ONE of the UK’s most influential investment bodies has raised flags over Barclays’ controversial coco bonds, saying the money-raising method dilutes shareholder value.
City A.M. understands that the Association of British Insurers (ABI), has issued its members with an “amber-top” warning over the convertible bonds, which transfer into Barclays equity if the bank gets into trouble.
The warning is not as severe as the ABI’s “red-top” warning, nor is it a recommendation that shareholders should oppose the use of cocos, but it is more stern than the “blue-light” approval the insurers’ body can give.
The warning effectively flags up that shareholders should think twice before passing proposals at Barclays’ upcoming annual meeting that would allow the bank to issue new shares.
The topic of cocos is set to be just one of the hotly debated issues at Barclays’ 25 April meeting, which will be hosted by new chairman Sir David Walker.
The ABI, whose members cover almost a fifth of the FTSE All-Share index, declined to comment yesterday.
Meanwhile, the bank restated its earnings under new accounting rules, revealing higher profits for 2012 than it had previously reported.
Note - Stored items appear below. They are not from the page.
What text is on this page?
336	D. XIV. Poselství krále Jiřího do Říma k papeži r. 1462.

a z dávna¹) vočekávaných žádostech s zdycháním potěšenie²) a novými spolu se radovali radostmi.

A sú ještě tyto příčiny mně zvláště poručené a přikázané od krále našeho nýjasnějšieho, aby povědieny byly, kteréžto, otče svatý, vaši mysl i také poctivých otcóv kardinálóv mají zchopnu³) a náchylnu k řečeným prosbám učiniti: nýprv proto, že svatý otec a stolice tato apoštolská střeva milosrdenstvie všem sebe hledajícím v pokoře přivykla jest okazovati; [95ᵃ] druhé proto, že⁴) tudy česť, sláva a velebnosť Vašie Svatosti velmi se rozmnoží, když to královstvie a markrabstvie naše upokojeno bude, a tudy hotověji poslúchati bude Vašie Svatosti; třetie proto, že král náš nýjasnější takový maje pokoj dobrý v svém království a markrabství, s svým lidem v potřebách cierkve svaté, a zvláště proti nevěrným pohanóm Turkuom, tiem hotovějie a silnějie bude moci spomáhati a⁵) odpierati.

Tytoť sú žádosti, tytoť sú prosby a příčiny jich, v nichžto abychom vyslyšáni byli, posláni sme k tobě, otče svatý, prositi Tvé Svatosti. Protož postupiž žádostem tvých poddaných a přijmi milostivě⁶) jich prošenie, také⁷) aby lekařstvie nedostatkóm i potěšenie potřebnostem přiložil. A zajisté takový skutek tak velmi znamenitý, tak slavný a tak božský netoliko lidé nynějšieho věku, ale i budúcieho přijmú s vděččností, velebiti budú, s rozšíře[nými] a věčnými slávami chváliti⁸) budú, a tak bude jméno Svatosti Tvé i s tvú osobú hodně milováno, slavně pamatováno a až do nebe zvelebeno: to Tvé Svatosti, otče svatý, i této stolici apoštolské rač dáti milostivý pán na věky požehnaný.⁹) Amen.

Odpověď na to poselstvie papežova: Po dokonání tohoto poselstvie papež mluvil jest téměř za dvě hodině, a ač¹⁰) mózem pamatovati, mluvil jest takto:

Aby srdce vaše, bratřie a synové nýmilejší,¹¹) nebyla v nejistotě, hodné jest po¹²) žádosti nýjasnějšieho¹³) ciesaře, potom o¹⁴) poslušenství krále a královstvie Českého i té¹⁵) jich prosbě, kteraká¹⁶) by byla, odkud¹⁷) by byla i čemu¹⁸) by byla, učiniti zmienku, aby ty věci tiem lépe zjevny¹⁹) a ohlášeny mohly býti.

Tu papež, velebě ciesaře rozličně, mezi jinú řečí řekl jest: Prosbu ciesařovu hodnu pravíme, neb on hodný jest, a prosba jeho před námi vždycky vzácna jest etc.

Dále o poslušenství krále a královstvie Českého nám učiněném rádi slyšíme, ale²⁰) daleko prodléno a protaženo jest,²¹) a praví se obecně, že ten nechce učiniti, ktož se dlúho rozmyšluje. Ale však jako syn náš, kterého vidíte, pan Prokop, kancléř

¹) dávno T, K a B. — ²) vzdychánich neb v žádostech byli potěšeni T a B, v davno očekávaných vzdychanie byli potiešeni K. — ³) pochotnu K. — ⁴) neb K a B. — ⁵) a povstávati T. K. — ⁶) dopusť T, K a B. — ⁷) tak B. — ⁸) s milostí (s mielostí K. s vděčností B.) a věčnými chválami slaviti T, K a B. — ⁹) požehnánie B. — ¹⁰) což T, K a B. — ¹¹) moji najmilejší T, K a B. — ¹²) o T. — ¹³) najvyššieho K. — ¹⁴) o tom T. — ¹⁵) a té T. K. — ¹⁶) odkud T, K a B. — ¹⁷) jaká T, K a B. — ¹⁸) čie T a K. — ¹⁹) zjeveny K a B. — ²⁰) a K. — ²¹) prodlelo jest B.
Under the new format the bank’s pre tax profits come in at £7.6bn in 2012, not the £7bn previously stated.
Impairment charges fell £256m to £3.3bn, while total income rose £318m to £29.4bn.
Much of the improvement came in restating the performance of the markets division. Pension provisions are also tweaked in the new rules.
The improvement pushes adjusted return on average shareholders’ equity up to nine per cent, from 7.8 per cent.